Edward Kiguta, popularly known as Meja by his colleagues, grew up in a farming family in Nyandarua county. But they could only plant potatoes because the soils and the weather were conducive for the crop and the returns were good.
He was born and bred at Kamunyaka village in Kinangop South, an area well known as a potato basket for many other counties, including Nairobi. Kiguta always wished that one day, he would change the mono-crop culture. After studying for a diploma in accountancy at the Kenya Institute of Management and Graffins colleges in 2002-2003, Kiguta started looking for a white collar job.
Luckily, he secured one as marketing manager at General Motors and later at Flashcom Company. But with an ambition of making it bigger in his youth, he decided to quit his job after two years and start his own business.
He has never regretted the decision. “At first I thought that I could not make it in life without formal employment, but I decided to take a risk. I joined the transport industry in 2006, which was performing well that time.
From my savings, I bought a PSV Nissan matatu, which was plying route 102— from Nairobi city centre to Kikuyu via Kawangware,” Kiguta, 40, said. The matatu business was a rewarding venture at first. From the earnings, Kiguta bought several cars, which he invested in a taxi business. But in 2014, the business collapsed and he was forced to sell all his vehicles.

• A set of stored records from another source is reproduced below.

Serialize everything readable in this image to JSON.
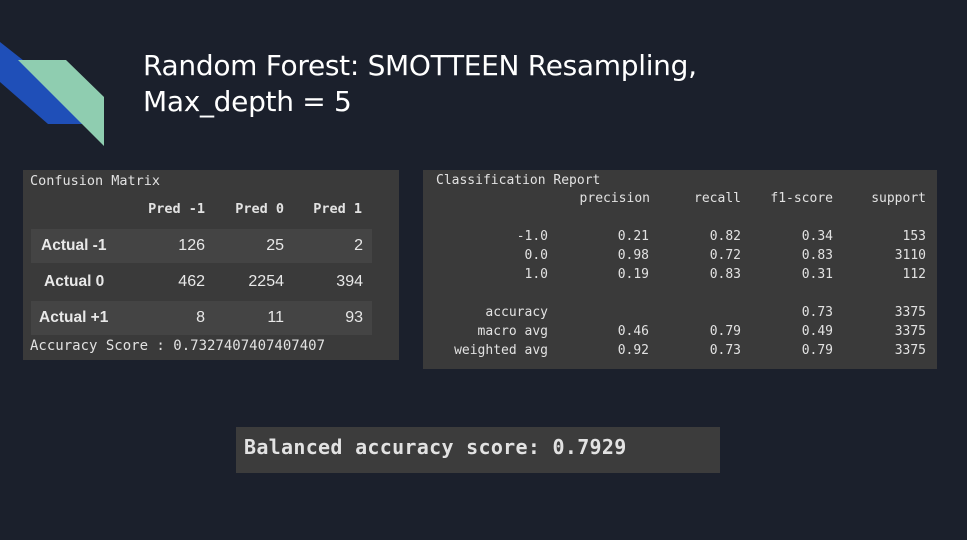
{
  "slide": {
    "title_line1": "Random Forest: SMOTTEEN Resampling,",
    "title_line2": "Max_depth = 5",
    "accent_colors": {
      "blue": "#1f4fb8",
      "green": "#8fcdb0",
      "background": "#1b202c"
    }
  },
  "confusion_matrix": {
    "title": "Confusion Matrix",
    "columns": [
      "Pred -1",
      "Pred 0",
      "Pred 1"
    ],
    "rows": [
      {
        "label": "Actual -1",
        "values": [
          "126",
          "25",
          "2"
        ]
      },
      {
        "label": "Actual 0",
        "values": [
          "462",
          "2254",
          "394"
        ]
      },
      {
        "label": "Actual +1",
        "values": [
          "8",
          "11",
          "93"
        ]
      }
    ],
    "accuracy_text": "Accuracy Score : 0.7327407407407407"
  },
  "classification_report": {
    "title": "Classification Report",
    "headers": [
      "precision",
      "recall",
      "f1-score",
      "support"
    ],
    "rows": [
      {
        "label": "-1.0",
        "precision": "0.21",
        "recall": "0.82",
        "f1": "0.34",
        "support": "153"
      },
      {
        "label": "0.0",
        "precision": "0.98",
        "recall": "0.72",
        "f1": "0.83",
        "support": "3110"
      },
      {
        "label": "1.0",
        "precision": "0.19",
        "recall": "0.83",
        "f1": "0.31",
        "support": "112"
      },
      {
        "label": "accuracy",
        "precision": "",
        "recall": "",
        "f1": "0.73",
        "support": "3375"
      },
      {
        "label": "macro avg",
        "precision": "0.46",
        "recall": "0.79",
        "f1": "0.49",
        "support": "3375"
      },
      {
        "label": "weighted avg",
        "precision": "0.92",
        "recall": "0.73",
        "f1": "0.79",
        "support": "3375"
      }
    ]
  },
  "balanced_accuracy": {
    "text": "Balanced accuracy score: 0.7929"
  }
}
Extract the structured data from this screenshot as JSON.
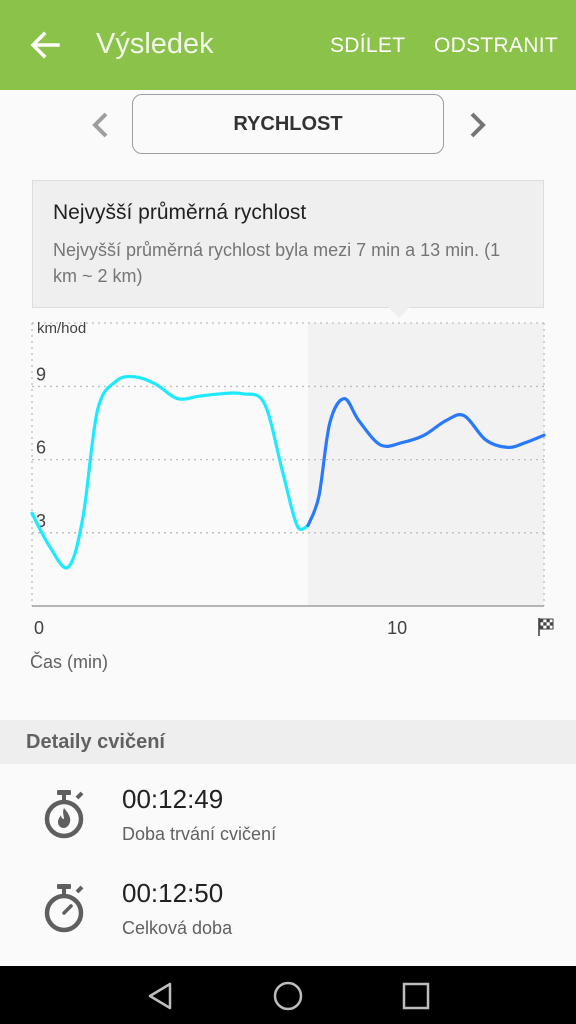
{
  "appbar": {
    "title": "Výsledek",
    "share_label": "SDÍLET",
    "delete_label": "ODSTRANIT"
  },
  "selector": {
    "current": "RYCHLOST"
  },
  "info": {
    "heading": "Nejvyšší průměrná rychlost",
    "description": "Nejvyšší průměrná rychlost byla mezi 7 min a 13 min. (1 km ~ 2 km)"
  },
  "chart_data": {
    "type": "line",
    "ylabel": "km/hod",
    "xlabel": "Čas (min)",
    "xlim": [
      0,
      14.1
    ],
    "ylim": [
      0,
      11.6
    ],
    "y_ticks": [
      "3",
      "6",
      "9"
    ],
    "x_ticks": [
      "0",
      "10"
    ],
    "end_marker": "finish-flag-icon",
    "highlight_range": [
      7.6,
      14.1
    ],
    "highlight_color": "#f2f2f2",
    "series": [
      {
        "color": "#1de9ff",
        "x": [
          0,
          0.5,
          1.0,
          1.4,
          1.8,
          2.3,
          2.8,
          3.4,
          4.0,
          4.6,
          5.2,
          5.8,
          6.4,
          6.9,
          7.3,
          7.6
        ],
        "y": [
          3.8,
          2.4,
          1.6,
          3.6,
          8.0,
          9.2,
          9.4,
          9.1,
          8.5,
          8.6,
          8.7,
          8.7,
          8.3,
          5.5,
          3.3,
          3.3
        ]
      },
      {
        "color": "#2979ff",
        "x": [
          7.6,
          7.9,
          8.2,
          8.6,
          9.0,
          9.6,
          10.2,
          10.8,
          11.4,
          11.9,
          12.5,
          13.1,
          13.6,
          14.1
        ],
        "y": [
          3.3,
          4.5,
          7.5,
          8.5,
          7.6,
          6.6,
          6.7,
          7.0,
          7.6,
          7.8,
          6.8,
          6.5,
          6.7,
          7.0
        ]
      }
    ]
  },
  "details": {
    "header": "Detaily cvičení",
    "items": [
      {
        "value": "00:12:49",
        "label": "Doba trvání cvičení",
        "icon": "stopwatch-flame-icon"
      },
      {
        "value": "00:12:50",
        "label": "Celková doba",
        "icon": "stopwatch-icon"
      }
    ]
  },
  "colors": {
    "appbar": "#8bc34a",
    "line_primary": "#1de9ff",
    "line_secondary": "#2979ff"
  }
}
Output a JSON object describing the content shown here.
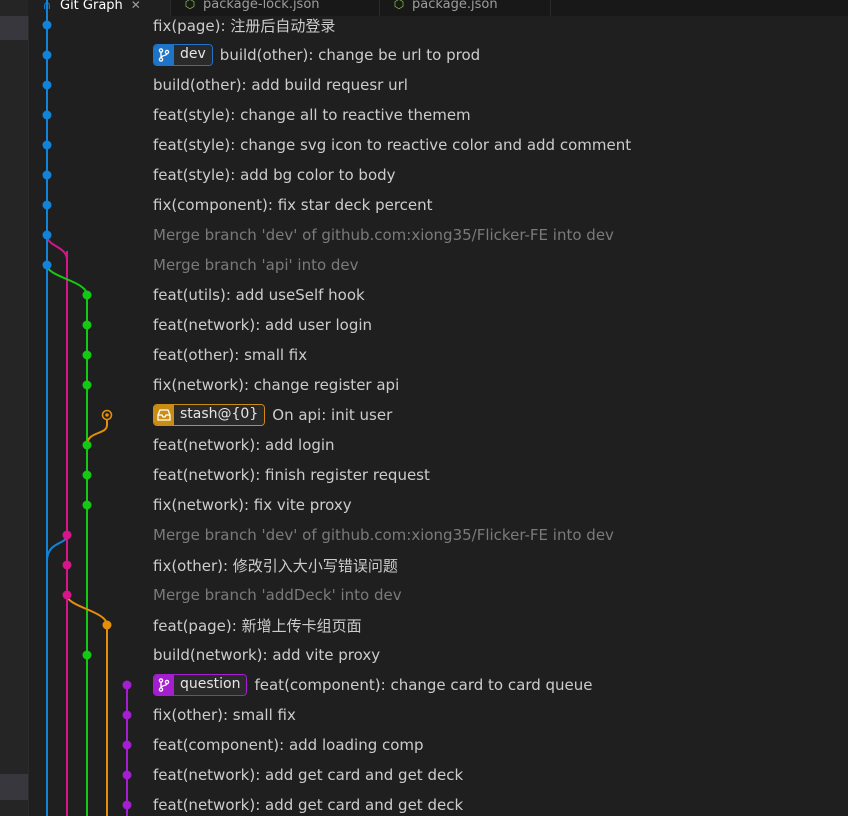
{
  "tabs": [
    {
      "label": "Git Graph",
      "icon": "git-graph-icon",
      "active": true
    },
    {
      "label": "package-lock.json",
      "icon": "json-icon",
      "active": false
    },
    {
      "label": "package.json",
      "icon": "json-icon",
      "active": false
    }
  ],
  "colors": {
    "lane_blue": "#1183d9",
    "lane_magenta": "#d6158a",
    "lane_green": "#14c914",
    "lane_orange": "#e58e0a",
    "lane_purple": "#a31fd0",
    "text": "#cccccc",
    "merge_text": "#7a7a7a",
    "background": "#1f1f1f"
  },
  "commits": [
    {
      "message": "fix(page): 注册后自动登录",
      "lane": 0
    },
    {
      "message": "build(other): change be url to prod",
      "lane": 0,
      "badge": {
        "type": "branch",
        "label": "dev",
        "color": "#1e74c8",
        "icon": "branch-icon"
      }
    },
    {
      "message": "build(other): add build requesr url",
      "lane": 0
    },
    {
      "message": "feat(style): change all to reactive themem",
      "lane": 0
    },
    {
      "message": "feat(style): change svg icon to reactive color and add comment",
      "lane": 0
    },
    {
      "message": "feat(style): add bg color to body",
      "lane": 0
    },
    {
      "message": "fix(component): fix star deck percent",
      "lane": 0
    },
    {
      "message": "Merge branch 'dev' of github.com:xiong35/Flicker-FE into dev",
      "lane": 0,
      "merge": true
    },
    {
      "message": "Merge branch 'api' into dev",
      "lane": 0,
      "merge": true
    },
    {
      "message": "feat(utils): add useSelf hook",
      "lane": 2
    },
    {
      "message": "feat(network): add user login",
      "lane": 2
    },
    {
      "message": "feat(other): small fix",
      "lane": 2
    },
    {
      "message": "fix(network): change register api",
      "lane": 2
    },
    {
      "message": "On api: init user",
      "lane": 3,
      "badge": {
        "type": "stash",
        "label": "stash@{0}",
        "color": "#c98d14",
        "icon": "stash-icon"
      }
    },
    {
      "message": "feat(network): add login",
      "lane": 2
    },
    {
      "message": "feat(network): finish register request",
      "lane": 2
    },
    {
      "message": "fix(network): fix vite proxy",
      "lane": 2
    },
    {
      "message": "Merge branch 'dev' of github.com:xiong35/Flicker-FE into dev",
      "lane": 1,
      "merge": true
    },
    {
      "message": "fix(other): 修改引入大小写错误问题",
      "lane": 1
    },
    {
      "message": "Merge branch 'addDeck' into dev",
      "lane": 1,
      "merge": true
    },
    {
      "message": "feat(page): 新增上传卡组页面",
      "lane": 3
    },
    {
      "message": "build(network): add vite proxy",
      "lane": 2
    },
    {
      "message": "feat(component): change card to card queue",
      "lane": 4,
      "badge": {
        "type": "branch",
        "label": "question",
        "color": "#a31fd0",
        "icon": "branch-icon"
      }
    },
    {
      "message": "fix(other): small fix",
      "lane": 4
    },
    {
      "message": "feat(component): add loading comp",
      "lane": 4
    },
    {
      "message": "feat(network): add get card and get deck",
      "lane": 4
    },
    {
      "message": "feat(network): add get card and get deck",
      "lane": 4
    }
  ]
}
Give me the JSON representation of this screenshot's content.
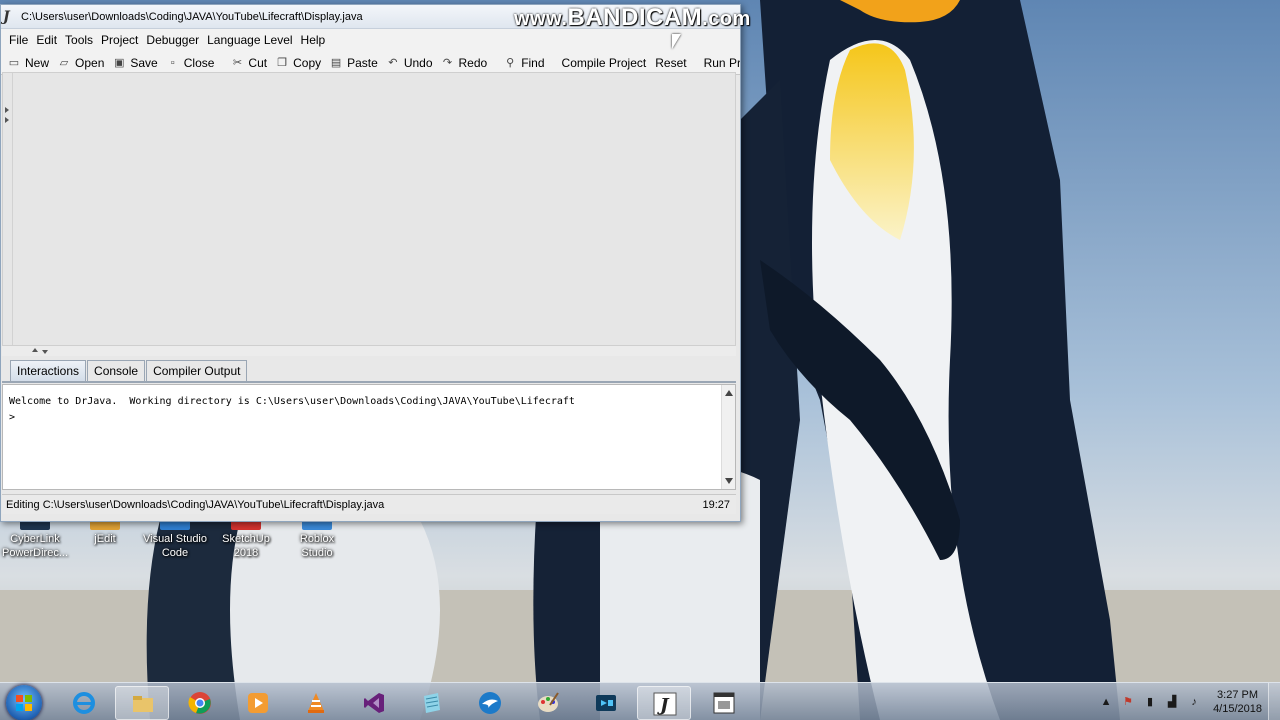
{
  "window": {
    "title": "C:\\Users\\user\\Downloads\\Coding\\JAVA\\YouTube\\Lifecraft\\Display.java",
    "app_icon": "J"
  },
  "menubar": {
    "items": [
      {
        "label": "File"
      },
      {
        "label": "Edit"
      },
      {
        "label": "Tools"
      },
      {
        "label": "Project"
      },
      {
        "label": "Debugger"
      },
      {
        "label": "Language Level"
      },
      {
        "label": "Help"
      }
    ]
  },
  "toolbar": {
    "new": "New",
    "open": "Open",
    "save": "Save",
    "close": "Close",
    "cut": "Cut",
    "copy": "Copy",
    "paste": "Paste",
    "undo": "Undo",
    "redo": "Redo",
    "find": "Find",
    "compile_project": "Compile Project",
    "reset": "Reset",
    "run_project": "Run Pro"
  },
  "tabs": {
    "interactions": "Interactions",
    "console": "Console",
    "compiler_output": "Compiler Output",
    "active": "Interactions"
  },
  "interactions": {
    "welcome": "Welcome to DrJava.  Working directory is C:\\Users\\user\\Downloads\\Coding\\JAVA\\YouTube\\Lifecraft",
    "prompt": ">"
  },
  "statusbar": {
    "editing": "Editing C:\\Users\\user\\Downloads\\Coding\\JAVA\\YouTube\\Lifecraft\\Display.java",
    "position": "19:27"
  },
  "watermark": {
    "prefix": "www.",
    "brand": "BANDICAM",
    "suffix": ".com"
  },
  "desktop_icons": [
    {
      "line1": "CyberLink",
      "line2": "PowerDirec..."
    },
    {
      "line1": "jEdit",
      "line2": ""
    },
    {
      "line1": "Visual Studio",
      "line2": "Code"
    },
    {
      "line1": "SketchUp",
      "line2": "2018"
    },
    {
      "line1": "Roblox",
      "line2": "Studio"
    }
  ],
  "taskbar": {
    "apps": [
      "internet-explorer",
      "file-explorer",
      "chrome",
      "media-player",
      "vlc",
      "visual-studio",
      "notepad",
      "swift",
      "paint",
      "camtasia",
      "drjava",
      "file-viewer"
    ],
    "active_app": "drjava"
  },
  "clock": {
    "time": "3:27 PM",
    "date": "4/15/2018"
  },
  "colors": {
    "accent": "#1f5fb0",
    "window_bg": "#e8e8e8"
  }
}
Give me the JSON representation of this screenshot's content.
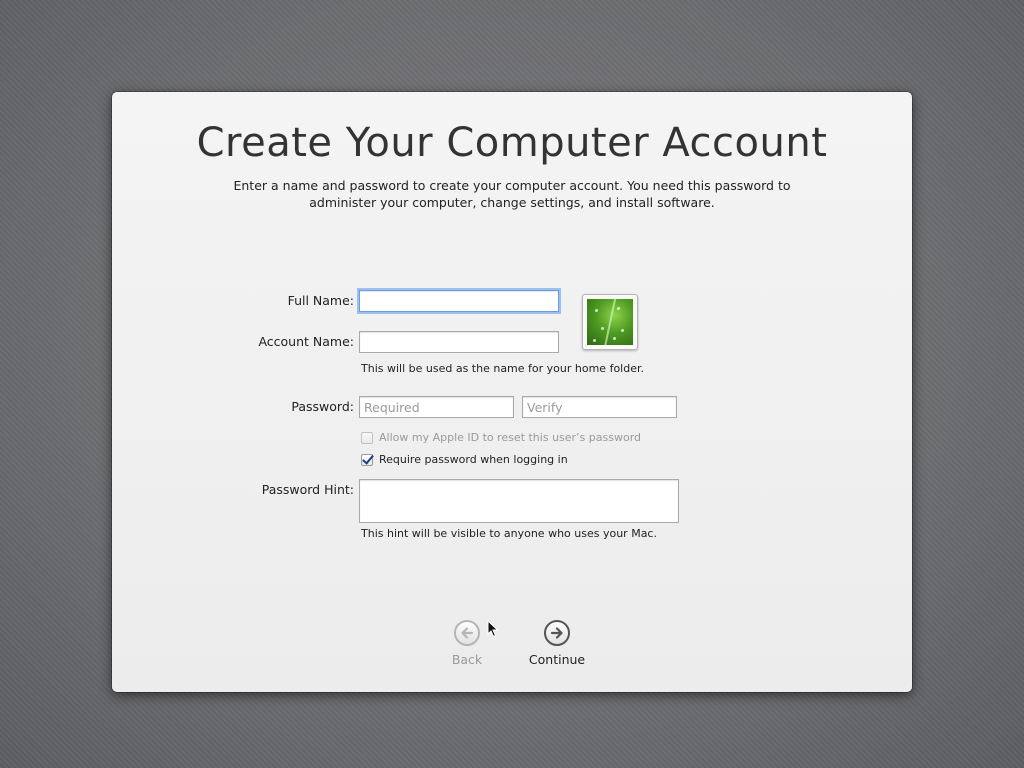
{
  "setup": {
    "title": "Create Your Computer Account",
    "subtitle": "Enter a name and password to create your computer account. You need this password to administer your computer, change settings, and install software."
  },
  "form": {
    "full_name_label": "Full Name:",
    "full_name_value": "",
    "account_name_label": "Account Name:",
    "account_name_value": "",
    "account_name_note": "This will be used as the name for your home folder.",
    "password_label": "Password:",
    "password_placeholder": "Required",
    "verify_placeholder": "Verify",
    "apple_id_reset_label": "Allow my Apple ID to reset this user’s password",
    "apple_id_reset_checked": false,
    "apple_id_reset_enabled": false,
    "require_password_label": "Require password when logging in",
    "require_password_checked": true,
    "hint_label": "Password Hint:",
    "hint_value": "",
    "hint_note": "This hint will be visible to anyone who uses your Mac."
  },
  "user_picture": {
    "icon": "leaf-picture-icon"
  },
  "navigation": {
    "back_label": "Back",
    "back_enabled": false,
    "continue_label": "Continue",
    "continue_enabled": true
  },
  "colors": {
    "focus_ring": "#9dc0f2",
    "checkbox_mark": "#1c3c8c"
  }
}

The following year, he visited a friend who was doing greenhouse farming at Kikuyu and was impressed by the idea. “I thought farming could only succeed in open fields, so seeing someone running a unique thing like that made me think of venturing into farming. So I opted to take another risk, which is bearing fruit now,” he said.
Since Kiguta didn’t have his own farm, he leased a quarter acre piece of land in Kikuyu district in 2015 for Sh200,000 and constructed a greenhouse. He ventured into tomato farming because the market was readily available and his friend also promised to handle the produce and sell it to his clients.
After farming for about a year at Kikuyu, he decided that East or West, home is best. So he went back home in Kinangop to develop his father’s land, which was idle. And since the area is cold, he decided to introduce greenhouse farming there.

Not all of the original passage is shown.